On Thu, Jan 18, 2018 at 2:09 AM, Theodore Ts'o <
ty...@mit.edu> wrote:
> On Wed, Jan 17, 2018 at 04:21:13PM -0800, Alexei Starovoitov wrote:
>>
>> If syzkaller can only test one tree than linux-next should be the one.
>
> Well, there's been some controversy about that.  The problem is that
> it's often not clear if this is long-standing bug, or a bug which is
> in a particular subsystem tree --- and if so, *which* subsystem tree,
> etc.  So it gets blasted to linux-kernel, and to 
get_maintainer.pl,
> which is often not accurate --- since the location of the crash
> doesn't necessarily point out where the problem originated, and hence
> who should look at the syzbot report.  And so this has caused
> some.... irritation.
Re set of tested trees.
We now have an interesting spectrum of opinions.

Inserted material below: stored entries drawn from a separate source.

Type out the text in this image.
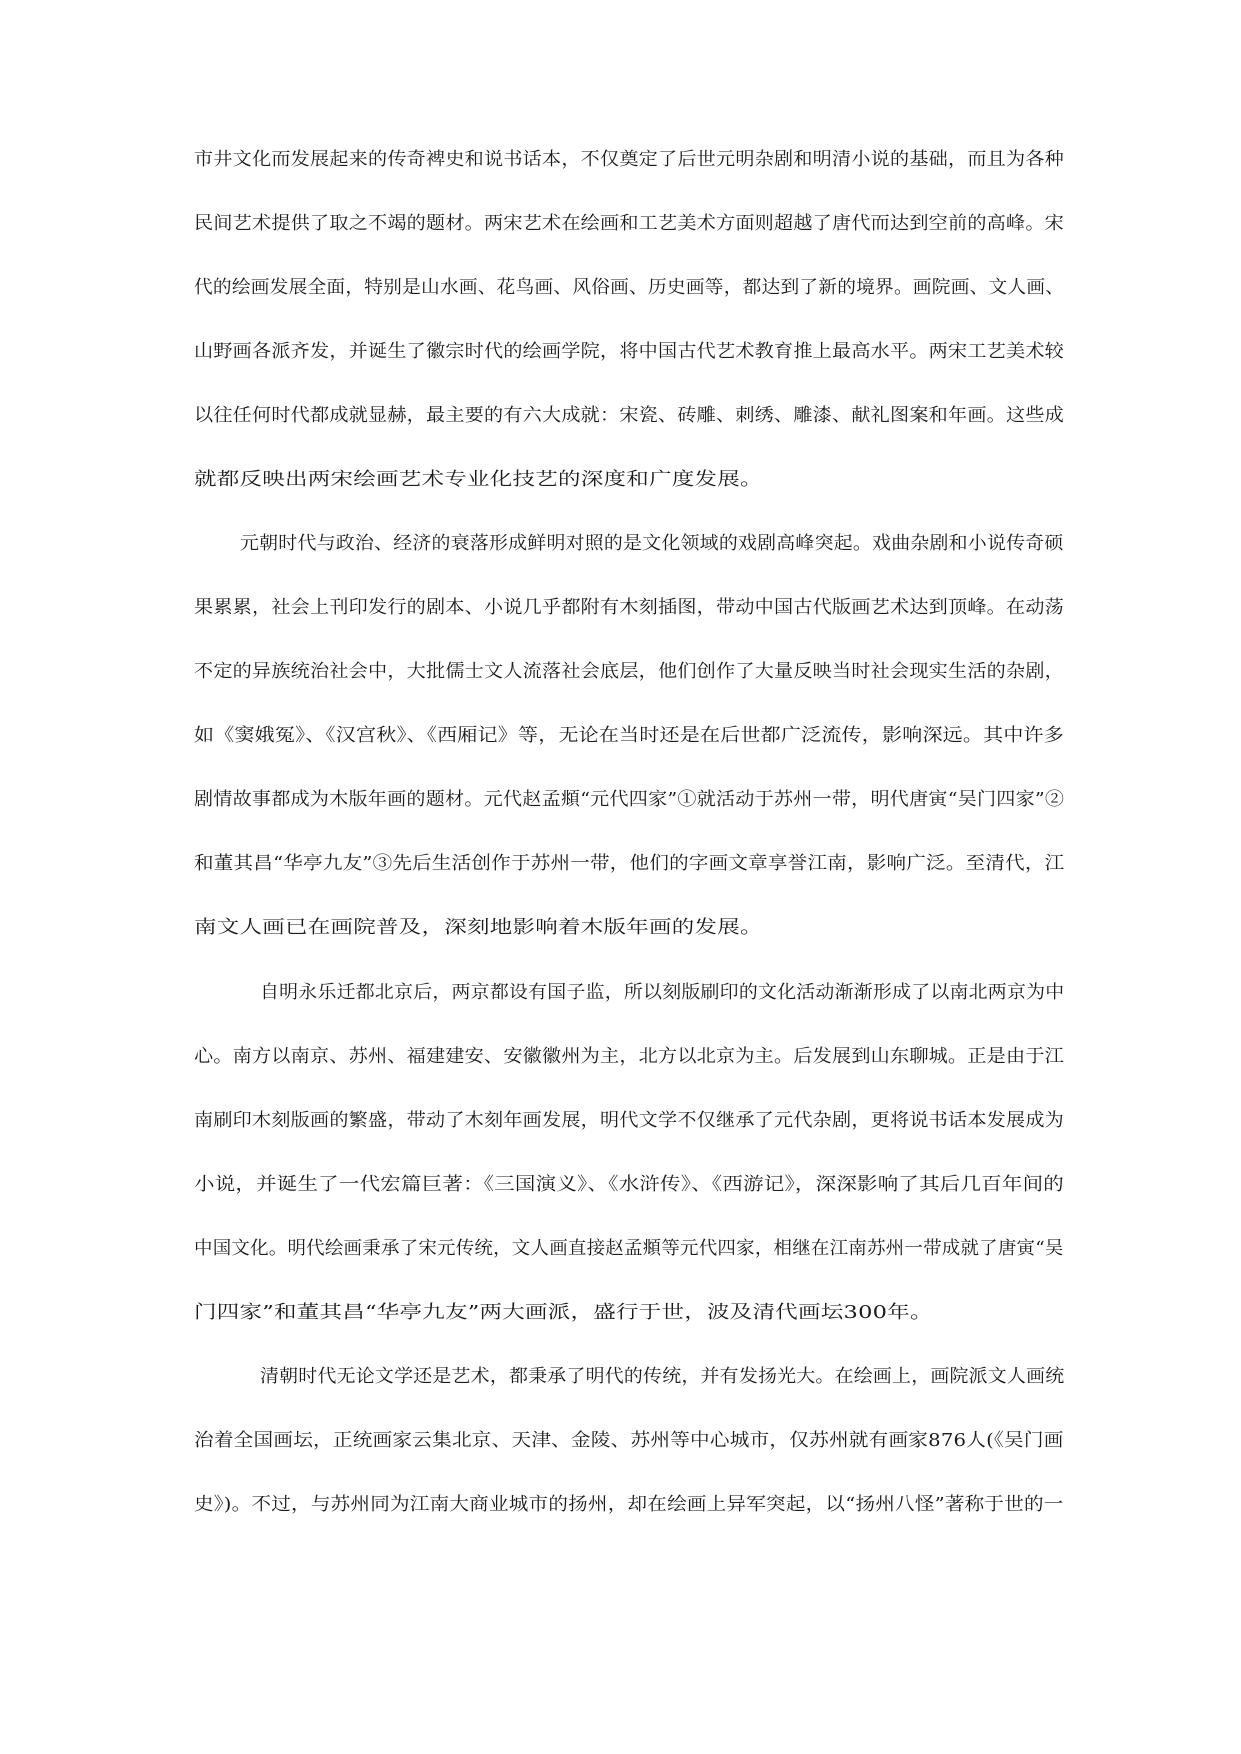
市井文化而发展起来的传奇裨史和说书话本，不仅奠定了后世元明杂剧和明清小说的基础，而且为各种
民间艺术提供了取之不竭的题材。两宋艺术在绘画和工艺美术方面则超越了唐代而达到空前的高峰。宋
代的绘画发展全面，特别是山水画、花鸟画、风俗画、历史画等，都达到了新的境界。画院画、文人画、
山野画各派齐发，并诞生了徽宗时代的绘画学院，将中国古代艺术教育推上最高水平。两宋工艺美术较
以往任何时代都成就显赫，最主要的有六大成就：宋瓷、砖雕、刺绣、雕漆、献礼图案和年画。这些成
就都反映出两宋绘画艺术专业化技艺的深度和广度发展。
元朝时代与政治、经济的衰落形成鲜明对照的是文化领域的戏剧高峰突起。戏曲杂剧和小说传奇硕
果累累，社会上刊印发行的剧本、小说几乎都附有木刻插图，带动中国古代版画艺术达到顶峰。在动荡
不定的异族统治社会中，大批儒士文人流落社会底层，他们创作了大量反映当时社会现实生活的杂剧，
如《窦娥冤》、《汉宫秋》、《西厢记》等，无论在当时还是在后世都广泛流传，影响深远。其中许多
剧情故事都成为木版年画的题材。元代赵孟頫“元代四家”①就活动于苏州一带，明代唐寅“吴门四家”②
和董其昌“华亭九友”③先后生活创作于苏州一带，他们的字画文章享誉江南，影响广泛。至清代，江
南文人画已在画院普及，深刻地影响着木版年画的发展。
自明永乐迁都北京后，两京都设有国子监，所以刻版刷印的文化活动渐渐形成了以南北两京为中
心。南方以南京、苏州、福建建安、安徽徽州为主，北方以北京为主。后发展到山东聊城。正是由于江
南刷印木刻版画的繁盛，带动了木刻年画发展，明代文学不仅继承了元代杂剧，更将说书话本发展成为
小说，并诞生了一代宏篇巨著：《三国演义》、《水浒传》、《西游记》，深深影响了其后几百年间的
中国文化。明代绘画秉承了宋元传统，文人画直接赵孟頫等元代四家，相继在江南苏州一带成就了唐寅“吴
门四家”和董其昌“华亭九友”两大画派，盛行于世，波及清代画坛300年。
清朝时代无论文学还是艺术，都秉承了明代的传统，并有发扬光大。在绘画上，画院派文人画统
治着全国画坛，正统画家云集北京、天津、金陵、苏州等中心城市，仅苏州就有画家876人(《吴门画
史》)。不过，与苏州同为江南大商业城市的扬州，却在绘画上异军突起，以“扬州八怪”著称于世的一
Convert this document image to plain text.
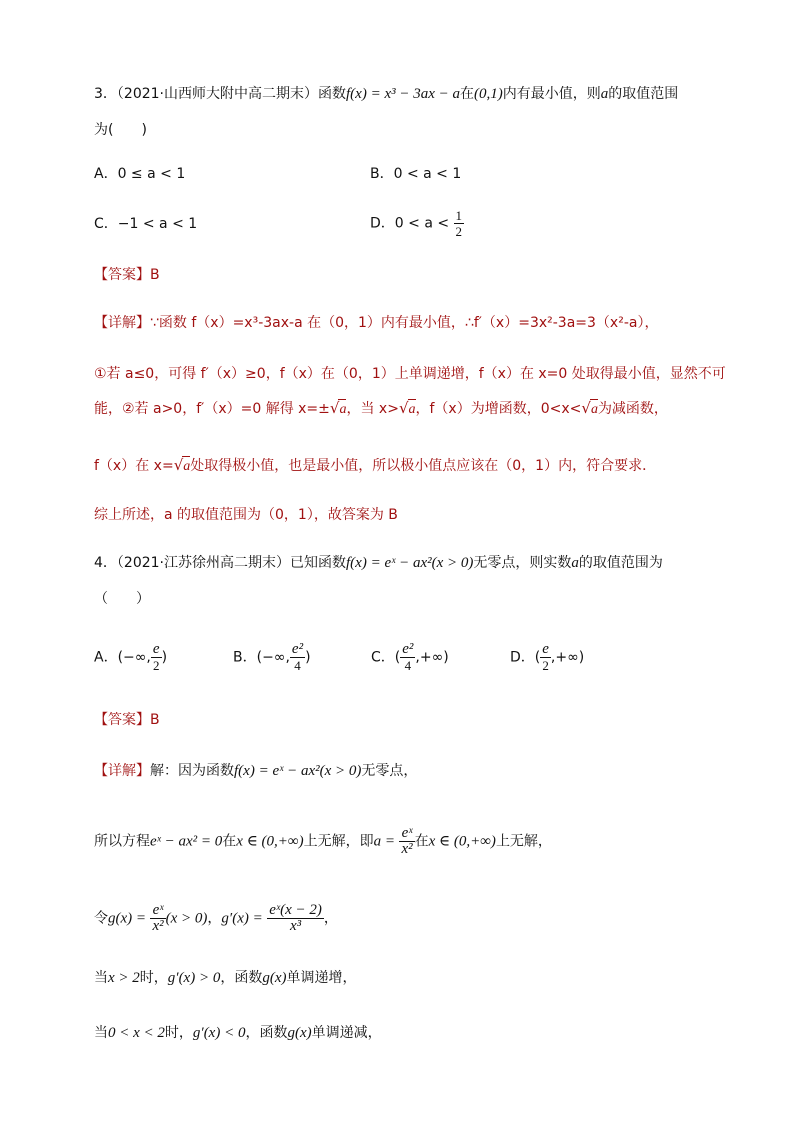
3．（2021·山西师大附中高二期末）函数f(x) = x³ − 3ax − a在(0,1)内有最小值，则a的取值范围
为(　　)
A．0 ≤ a < 1	B．0 < a < 1
C．−1 < a < 1	D．$0 < a < \frac{1}{2}$
【答案】B
【详解】∵函数 f（x）=x³-3ax-a 在（0，1）内有最小值，∴f′（x）=3x²-3a=3（x²-a），
①若 a≤0，可得 f′（x）≥0，f（x）在（0，1）上单调递增，f（x）在 x=0 处取得最小值，显然不可
能，②若 a>0，f′（x）=0 解得 x=±√a，当 x>√a，f（x）为增函数，0<x<√a为减函数，
f（x）在 x=√a处取得极小值，也是最小值，所以极小值点应该在（0，1）内，符合要求．
综上所述，a 的取值范围为（0，1），故答案为 B
4．（2021·江苏徐州高二期末）已知函数f(x) = eˣ − ax²(x > 0)无零点，则实数a的取值范围为
（　　）
A．(−∞, $\frac{e}{2}$ )	B．(−∞, $\frac{\text{e²}}{4}$ )	C．( $\frac{\text{e²}}{4}$ ,+∞)	D．( $\frac{e}{2}$ ,+∞)
【答案】B
【详解】解：因为函数f(x) = eˣ − ax²(x > 0)无零点，
所以方程eˣ − ax² = 0在x ∈ (0,+∞)上无解，即$a = \frac{\text{eˣ}}{\text{x²}}$ 在x ∈ (0,+∞)上无解，
令$g(x) = \frac{\text{eˣ}}{\text{x²}} (x > 0)$，$g'(x) = \frac{\text{eˣ(x − 2)}}{\text{x³}}$ ，
当x > 2时，g′(x) > 0，函数g(x)单调递增，
当0 < x < 2时，g′(x) < 0，函数g(x)单调递减，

Some assorted thoughts on this:
1. First, "upstream is clean" won't happen any time soon. There are
several reasons for this:
 - Currently syzkaller only tests a subset of subsystems that it knows
how to test, even the ones that it tests it tests poorly. Over time
it's improved to test most subsystems and existing subsystems better.
Just few weeks ago I've added some descriptions for crypto subsystem
and it uncovered 20+ old bugs.
 - syzkaller is guided, genetic fuzzer over time it leans how to do
more complex things by small steps. It takes time.
 - We have more bug detection tools coming: LEAKCHECK, KMSAN (uninit
memory), KTSAN (data races).
 - generic syzkaller smartness will be improved over time.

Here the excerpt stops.